Leaving surplus profit in a company
The flexibility of a limited company structure allows you to leave surplus income in the business and withdraw in a future financial year. This is a great option if removing this money would result in a higher rates of Income Tax and/or Dividend Tax in the current financial year. There is no such tax-planning strategy available to sole traders.
What tax do company directors pay?
Company directors pay Income Tax and National Insurance Contributions on their total annual income. These deductions are paid directly to HMRC through PAYE (and Self Assessment if the director receives income other than a salary). The company collects Income Tax and Class 1 NIC on a director’s salary through payroll and send it to HMRC, along with the company’s Employers’ National Insurance contributions .
If a director receives part of their income as dividends, no National Insurance is payable on that income. This results in a saving for both the director and the company. If a director is a higher rate taxpayer, they may have to pay a higher rate of tax on any dividends they receive.
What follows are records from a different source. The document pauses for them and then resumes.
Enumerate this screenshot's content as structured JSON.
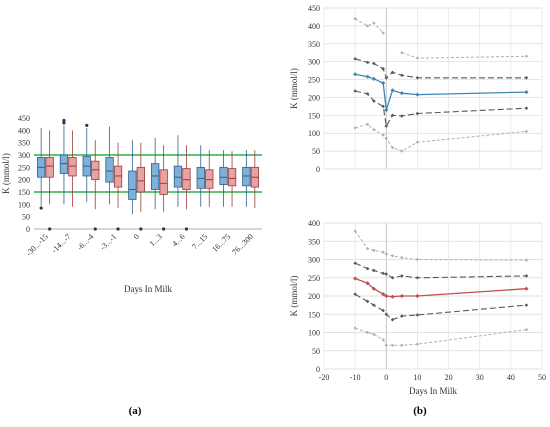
{
  "figure": {
    "panel_a_label": "(a)",
    "panel_b_label": "(b)"
  },
  "colors": {
    "blue": "#7fb0d8",
    "blue_line": "#3f86b8",
    "red": "#e8a2a2",
    "red_line": "#c0504d",
    "green": "#2db14a",
    "dark_dash": "#595959",
    "light_dash": "#b0b0b0"
  },
  "chart_data": [
    {
      "id": "a",
      "type": "box",
      "title": "",
      "xlabel": "Days In Milk",
      "ylabel": "K (mmol/l)",
      "ylim": [
        0,
        450
      ],
      "yticks": [
        0,
        50,
        100,
        150,
        200,
        250,
        300,
        350,
        400,
        450
      ],
      "reference_lines": [
        150,
        300
      ],
      "categories": [
        "-30...-15",
        "-14...-7",
        "-6...-4",
        "-3...-1",
        "0",
        "1...3",
        "4...6",
        "7...15",
        "16...75",
        "76...300"
      ],
      "series": [
        {
          "color": "blue",
          "boxes": [
            {
              "min": 95,
              "q1": 210,
              "median": 250,
              "q3": 290,
              "max": 410,
              "outliers": [
                85
              ]
            },
            {
              "min": 100,
              "q1": 225,
              "median": 265,
              "q3": 300,
              "max": 420,
              "outliers": [
                430,
                440
              ]
            },
            {
              "min": 110,
              "q1": 215,
              "median": 255,
              "q3": 295,
              "max": 410,
              "outliers": [
                420
              ]
            },
            {
              "min": 100,
              "q1": 190,
              "median": 235,
              "q3": 290,
              "max": 415,
              "outliers": []
            },
            {
              "min": 60,
              "q1": 120,
              "median": 160,
              "q3": 235,
              "max": 360,
              "outliers": []
            },
            {
              "min": 80,
              "q1": 160,
              "median": 215,
              "q3": 265,
              "max": 370,
              "outliers": []
            },
            {
              "min": 90,
              "q1": 170,
              "median": 210,
              "q3": 255,
              "max": 380,
              "outliers": []
            },
            {
              "min": 90,
              "q1": 165,
              "median": 205,
              "q3": 250,
              "max": 340,
              "outliers": []
            },
            {
              "min": 90,
              "q1": 180,
              "median": 210,
              "q3": 250,
              "max": 320,
              "outliers": []
            },
            {
              "min": 90,
              "q1": 175,
              "median": 215,
              "q3": 250,
              "max": 320,
              "outliers": []
            }
          ]
        },
        {
          "color": "red",
          "boxes": [
            {
              "min": 100,
              "q1": 210,
              "median": 255,
              "q3": 290,
              "max": 400,
              "outliers": [
                0
              ]
            },
            {
              "min": 90,
              "q1": 215,
              "median": 255,
              "q3": 290,
              "max": 400,
              "outliers": []
            },
            {
              "min": 80,
              "q1": 200,
              "median": 240,
              "q3": 275,
              "max": 360,
              "outliers": [
                0
              ]
            },
            {
              "min": 85,
              "q1": 170,
              "median": 215,
              "q3": 255,
              "max": 350,
              "outliers": [
                0
              ]
            },
            {
              "min": 70,
              "q1": 150,
              "median": 195,
              "q3": 250,
              "max": 350,
              "outliers": [
                0
              ]
            },
            {
              "min": 70,
              "q1": 140,
              "median": 185,
              "q3": 240,
              "max": 340,
              "outliers": [
                0
              ]
            },
            {
              "min": 80,
              "q1": 160,
              "median": 200,
              "q3": 245,
              "max": 340,
              "outliers": [
                0
              ]
            },
            {
              "min": 90,
              "q1": 165,
              "median": 200,
              "q3": 240,
              "max": 320,
              "outliers": []
            },
            {
              "min": 90,
              "q1": 175,
              "median": 205,
              "q3": 245,
              "max": 315,
              "outliers": []
            },
            {
              "min": 85,
              "q1": 170,
              "median": 210,
              "q3": 250,
              "max": 320,
              "outliers": []
            }
          ]
        }
      ]
    },
    {
      "id": "b-top",
      "type": "line",
      "title": "",
      "xlabel": "",
      "ylabel": "K (mmol/l)",
      "ylim": [
        0,
        450
      ],
      "yticks": [
        0,
        50,
        100,
        150,
        200,
        250,
        300,
        350,
        400,
        450
      ],
      "xlim": [
        -20,
        50
      ],
      "grid": true,
      "series": [
        {
          "style": "light_dash",
          "x": [
            -10,
            -6,
            -4,
            -1,
            0,
            5,
            10,
            45
          ],
          "y": [
            420,
            400,
            408,
            380,
            null,
            325,
            310,
            315
          ]
        },
        {
          "style": "dark_dash",
          "x": [
            -10,
            -6,
            -4,
            -1,
            0,
            2,
            5,
            10,
            45
          ],
          "y": [
            308,
            298,
            295,
            280,
            255,
            270,
            262,
            255,
            255
          ]
        },
        {
          "style": "main",
          "color": "blue_line",
          "x": [
            -10,
            -6,
            -4,
            -1,
            0,
            2,
            5,
            10,
            45
          ],
          "y": [
            265,
            258,
            252,
            240,
            165,
            220,
            212,
            208,
            215
          ]
        },
        {
          "style": "dark_dash",
          "x": [
            -10,
            -6,
            -4,
            -1,
            0,
            2,
            5,
            10,
            45
          ],
          "y": [
            218,
            210,
            190,
            175,
            120,
            150,
            148,
            155,
            170
          ]
        },
        {
          "style": "light_dash",
          "x": [
            -10,
            -6,
            -4,
            -1,
            0,
            2,
            5,
            10,
            45
          ],
          "y": [
            115,
            125,
            110,
            95,
            85,
            60,
            50,
            75,
            105
          ]
        }
      ]
    },
    {
      "id": "b-bottom",
      "type": "line",
      "title": "",
      "xlabel": "Days In Milk",
      "ylabel": "K (mmol/l)",
      "ylim": [
        0,
        400
      ],
      "yticks": [
        0,
        50,
        100,
        150,
        200,
        250,
        300,
        350,
        400
      ],
      "xlim": [
        -20,
        50
      ],
      "xticks": [
        -20,
        -10,
        0,
        10,
        20,
        30,
        40,
        50
      ],
      "grid": true,
      "series": [
        {
          "style": "light_dash",
          "x": [
            -10,
            -6,
            -4,
            -1,
            0,
            2,
            5,
            10,
            45
          ],
          "y": [
            378,
            330,
            325,
            320,
            315,
            310,
            305,
            300,
            298
          ]
        },
        {
          "style": "dark_dash",
          "x": [
            -10,
            -6,
            -4,
            -1,
            0,
            2,
            5,
            10,
            45
          ],
          "y": [
            290,
            275,
            270,
            262,
            260,
            250,
            255,
            250,
            255
          ]
        },
        {
          "style": "main",
          "color": "red_line",
          "x": [
            -10,
            -6,
            -4,
            -1,
            0,
            2,
            5,
            10,
            45
          ],
          "y": [
            248,
            235,
            220,
            205,
            200,
            198,
            200,
            200,
            220
          ]
        },
        {
          "style": "dark_dash",
          "x": [
            -10,
            -6,
            -4,
            -1,
            0,
            2,
            5,
            10,
            45
          ],
          "y": [
            205,
            185,
            175,
            160,
            150,
            135,
            145,
            148,
            175
          ]
        },
        {
          "style": "light_dash",
          "x": [
            -10,
            -6,
            -4,
            -1,
            0,
            2,
            5,
            10,
            45
          ],
          "y": [
            112,
            100,
            95,
            80,
            65,
            65,
            65,
            68,
            108
          ]
        }
      ]
    }
  ]
}
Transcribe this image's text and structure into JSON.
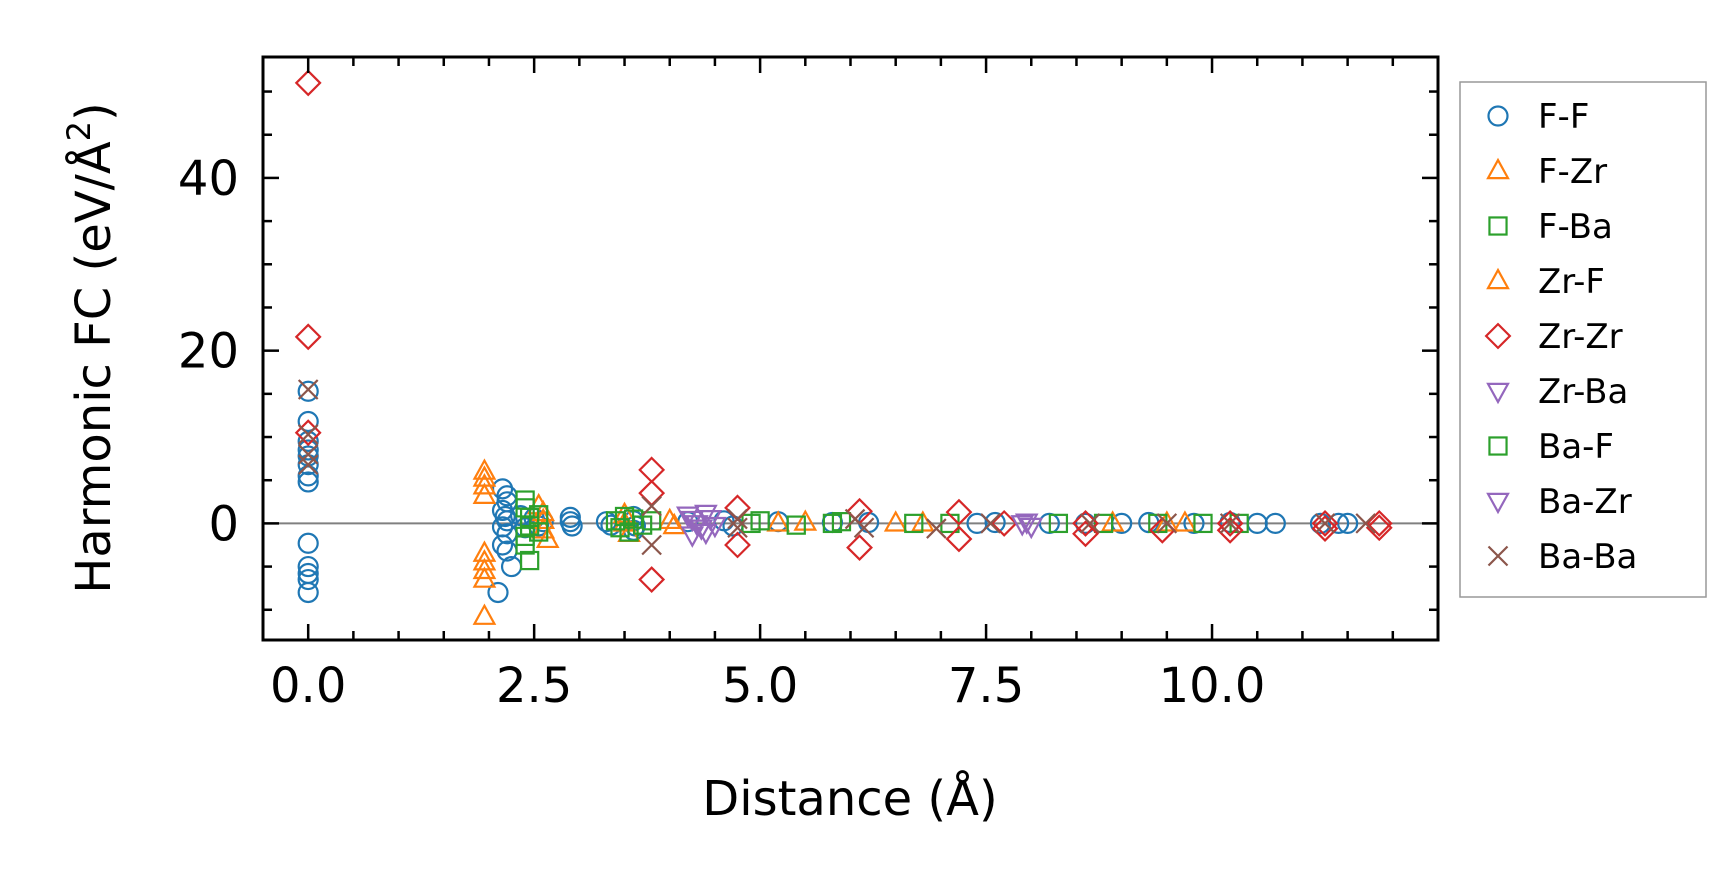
{
  "chart_data": {
    "type": "scatter",
    "title": "",
    "xlabel": "Distance (Å)",
    "ylabel_main": "Harmonic FC (eV/Å",
    "ylabel_sup": "2",
    "ylabel_close": ")",
    "xlim": [
      -0.5,
      12.5
    ],
    "ylim": [
      -13.5,
      54
    ],
    "xticks": [
      0.0,
      2.5,
      5.0,
      7.5,
      10.0
    ],
    "xtick_labels": [
      "0.0",
      "2.5",
      "5.0",
      "7.5",
      "10.0"
    ],
    "yticks": [
      0,
      20,
      40
    ],
    "ytick_labels": [
      "0",
      "20",
      "40"
    ],
    "zero_line": true,
    "legend_position": "outside-right",
    "series": [
      {
        "name": "F-F",
        "marker": "circle",
        "color": "#1f77b4",
        "points": [
          [
            0,
            15.3
          ],
          [
            0,
            11.8
          ],
          [
            0,
            9.5
          ],
          [
            0,
            8.5
          ],
          [
            0,
            7.8
          ],
          [
            0,
            6.8
          ],
          [
            0,
            5.5
          ],
          [
            0,
            4.8
          ],
          [
            0,
            -2.3
          ],
          [
            0,
            -5
          ],
          [
            0,
            -5.8
          ],
          [
            0,
            -6.5
          ],
          [
            0,
            -8
          ],
          [
            2.15,
            4
          ],
          [
            2.2,
            3.2
          ],
          [
            2.2,
            2.5
          ],
          [
            2.15,
            1.5
          ],
          [
            2.18,
            0.8
          ],
          [
            2.2,
            0.3
          ],
          [
            2.15,
            -0.4
          ],
          [
            2.2,
            -1.2
          ],
          [
            2.15,
            -2.5
          ],
          [
            2.2,
            -3.2
          ],
          [
            2.25,
            -5
          ],
          [
            2.1,
            -8
          ],
          [
            2.35,
            0.9
          ],
          [
            2.4,
            -0.5
          ],
          [
            2.5,
            0.6
          ],
          [
            2.55,
            -0.3
          ],
          [
            2.6,
            0.2
          ],
          [
            2.9,
            0.7
          ],
          [
            2.9,
            0.2
          ],
          [
            2.92,
            -0.3
          ],
          [
            3.3,
            0.2
          ],
          [
            3.35,
            -0.2
          ],
          [
            3.6,
            0.8
          ],
          [
            3.6,
            0.3
          ],
          [
            3.62,
            -0.3
          ],
          [
            3.6,
            -0.8
          ],
          [
            4.2,
            0.2
          ],
          [
            4.6,
            0.3
          ],
          [
            4.7,
            -0.3
          ],
          [
            5.2,
            0.2
          ],
          [
            5.8,
            0.1
          ],
          [
            6.2,
            0.1
          ],
          [
            7.4,
            0
          ],
          [
            7.6,
            0.1
          ],
          [
            8.2,
            0
          ],
          [
            8.6,
            0
          ],
          [
            9.0,
            0
          ],
          [
            9.3,
            0.1
          ],
          [
            9.8,
            0
          ],
          [
            10.2,
            0.1
          ],
          [
            10.5,
            0
          ],
          [
            10.7,
            0
          ],
          [
            11.2,
            0
          ],
          [
            11.4,
            0
          ],
          [
            11.5,
            0
          ]
        ]
      },
      {
        "name": "F-Zr",
        "marker": "triangle-up",
        "color": "#ff7f0e",
        "points": [
          [
            1.95,
            6
          ],
          [
            1.95,
            5.2
          ],
          [
            1.95,
            4.3
          ],
          [
            1.95,
            3.2
          ],
          [
            1.95,
            -3.5
          ],
          [
            1.95,
            -4.5
          ],
          [
            1.95,
            -5.5
          ],
          [
            1.95,
            -6.5
          ],
          [
            1.95,
            -10.8
          ],
          [
            2.55,
            2
          ],
          [
            2.6,
            1.2
          ],
          [
            2.6,
            0.3
          ],
          [
            2.6,
            -0.8
          ],
          [
            2.65,
            -1.9
          ],
          [
            3.5,
            1
          ],
          [
            3.5,
            0
          ],
          [
            3.55,
            -1.2
          ],
          [
            4.0,
            0.3
          ],
          [
            4.05,
            -0.3
          ],
          [
            5.2,
            0
          ],
          [
            5.5,
            0.1
          ],
          [
            6.5,
            0
          ],
          [
            6.8,
            0
          ],
          [
            8.9,
            0
          ],
          [
            9.5,
            0
          ],
          [
            9.7,
            0
          ]
        ]
      },
      {
        "name": "F-Ba",
        "marker": "square",
        "color": "#2ca02c",
        "points": [
          [
            2.4,
            2.7
          ],
          [
            2.4,
            1.8
          ],
          [
            2.45,
            0.7
          ],
          [
            2.45,
            -0.3
          ],
          [
            2.4,
            -1.5
          ],
          [
            2.4,
            -2.5
          ],
          [
            2.45,
            -4.3
          ],
          [
            2.55,
            1
          ],
          [
            2.55,
            -1
          ],
          [
            3.4,
            0.3
          ],
          [
            3.45,
            -0.5
          ],
          [
            3.5,
            0.8
          ],
          [
            3.55,
            -1
          ],
          [
            3.6,
            0.5
          ],
          [
            3.7,
            -0.2
          ],
          [
            3.8,
            0.3
          ],
          [
            4.9,
            0
          ],
          [
            5.0,
            0.3
          ],
          [
            5.4,
            -0.2
          ],
          [
            5.8,
            0
          ],
          [
            5.9,
            0.2
          ],
          [
            6.7,
            0
          ],
          [
            7.1,
            0
          ],
          [
            8.3,
            0
          ],
          [
            8.8,
            0
          ],
          [
            9.4,
            0
          ],
          [
            9.9,
            0
          ],
          [
            10.3,
            0
          ]
        ]
      },
      {
        "name": "Zr-F",
        "marker": "triangle-up",
        "color": "#ff7f0e",
        "points": []
      },
      {
        "name": "Zr-Zr",
        "marker": "diamond",
        "color": "#d62728",
        "points": [
          [
            0,
            51
          ],
          [
            0,
            21.6
          ],
          [
            0,
            10.5
          ],
          [
            3.8,
            6.2
          ],
          [
            3.8,
            3.5
          ],
          [
            3.8,
            -6.5
          ],
          [
            4.75,
            1.8
          ],
          [
            4.75,
            -2.5
          ],
          [
            6.1,
            1.4
          ],
          [
            6.1,
            -2.8
          ],
          [
            7.2,
            1.3
          ],
          [
            7.2,
            -1.8
          ],
          [
            7.7,
            0
          ],
          [
            8.6,
            0
          ],
          [
            8.6,
            -1.2
          ],
          [
            9.45,
            -0.8
          ],
          [
            10.2,
            0
          ],
          [
            10.2,
            -0.8
          ],
          [
            11.25,
            0
          ],
          [
            11.25,
            -0.6
          ],
          [
            11.85,
            0
          ],
          [
            11.85,
            -0.5
          ]
        ]
      },
      {
        "name": "Zr-Ba",
        "marker": "triangle-down",
        "color": "#9467bd",
        "points": [
          [
            4.2,
            1
          ],
          [
            4.25,
            0.5
          ],
          [
            4.3,
            0
          ],
          [
            4.35,
            -0.5
          ],
          [
            4.4,
            -1
          ],
          [
            4.45,
            0.6
          ],
          [
            4.5,
            -0.2
          ],
          [
            4.25,
            -1.3
          ],
          [
            4.4,
            1.2
          ],
          [
            7.9,
            0
          ],
          [
            8.0,
            -0.3
          ],
          [
            7.95,
            0.2
          ]
        ]
      },
      {
        "name": "Ba-F",
        "marker": "square",
        "color": "#2ca02c",
        "points": []
      },
      {
        "name": "Ba-Zr",
        "marker": "triangle-down",
        "color": "#9467bd",
        "points": []
      },
      {
        "name": "Ba-Ba",
        "marker": "x",
        "color": "#8c564b",
        "points": [
          [
            0,
            15.5
          ],
          [
            0,
            10.3
          ],
          [
            0,
            8
          ],
          [
            0,
            6.8
          ],
          [
            3.8,
            2
          ],
          [
            3.8,
            -2.5
          ],
          [
            4.75,
            0.5
          ],
          [
            4.75,
            -0.5
          ],
          [
            6.05,
            0.5
          ],
          [
            6.15,
            -0.5
          ],
          [
            6.95,
            -0.6
          ],
          [
            7.55,
            0
          ],
          [
            8.65,
            0
          ],
          [
            9.5,
            0
          ],
          [
            10.2,
            0
          ],
          [
            11.25,
            0
          ],
          [
            11.7,
            0
          ]
        ]
      }
    ]
  }
}
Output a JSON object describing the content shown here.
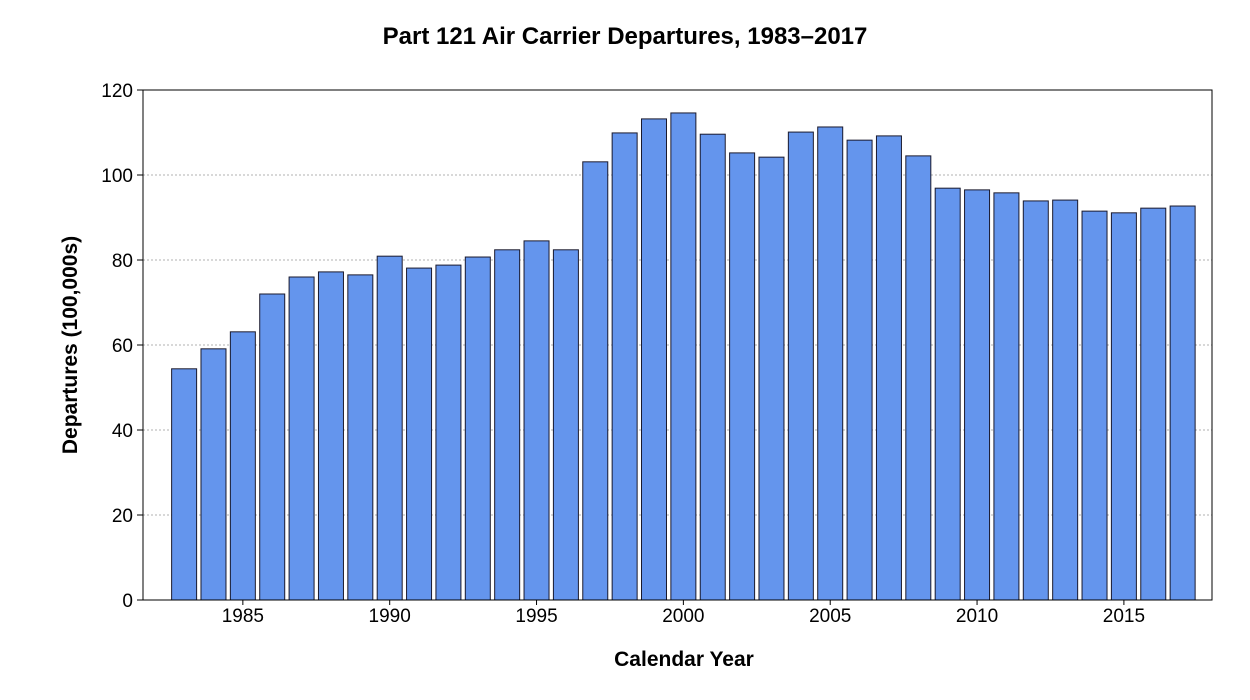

Self Assessment for company directors
Directors must register for Self Assessment and report all sources of taxed and untaxed income on a Self Assessment tax return each year. If a director owes more tax than the company has collected through payroll (e.g. from dividend payments and benefits received), the director must pay the additional tax through Self Assessment.
Reporting an overdrawn director’s loan through Self Assessment
There are certain tax implications for directors and limited companies when a loan account remains overdrawn or in credit for a certain period of time. Interest rates are applied in some circumstances.
Companies may be required to include details of directors’ loans in their Company Tax Returns and paying tax under Section 455 of the Corporation Tax Act 2010.
Directors may have to include details of these loans on their Self Assessment tax return. They will also need to pay Income Tax on any loans that have been written off, or on interest they received from the company.
When to report a director’s loan on your Self Assessment tax return
Directors must report loans on their Self Assessment tax returns in the following circumstances:
- The director owes the company more than £10,000 at any time during the year
- The director pays the company interest on a loan below the official rate of interest
- The director is not required to repay the loan because it is ‘written off’ or ‘released’ by the company
- The director charges the company interest on a loan, which is classed as a form of personal income
There are a number of circumstances when a director’s loan and interest payments are viewed by HMRC as forms of taxable income. Therefore, directors will be liable to pay Income Tax and National Insurance Contributions on these loans or payments.
We strongly advise consulting an accountant or tax advisor to assist with matters relating to director’s loans and Self Assessment tax returns, particularly if you have no prior experience with such matters. An accountant can also provide tailored advice and guidance on the most tax-efficient way to take money out of a limited company.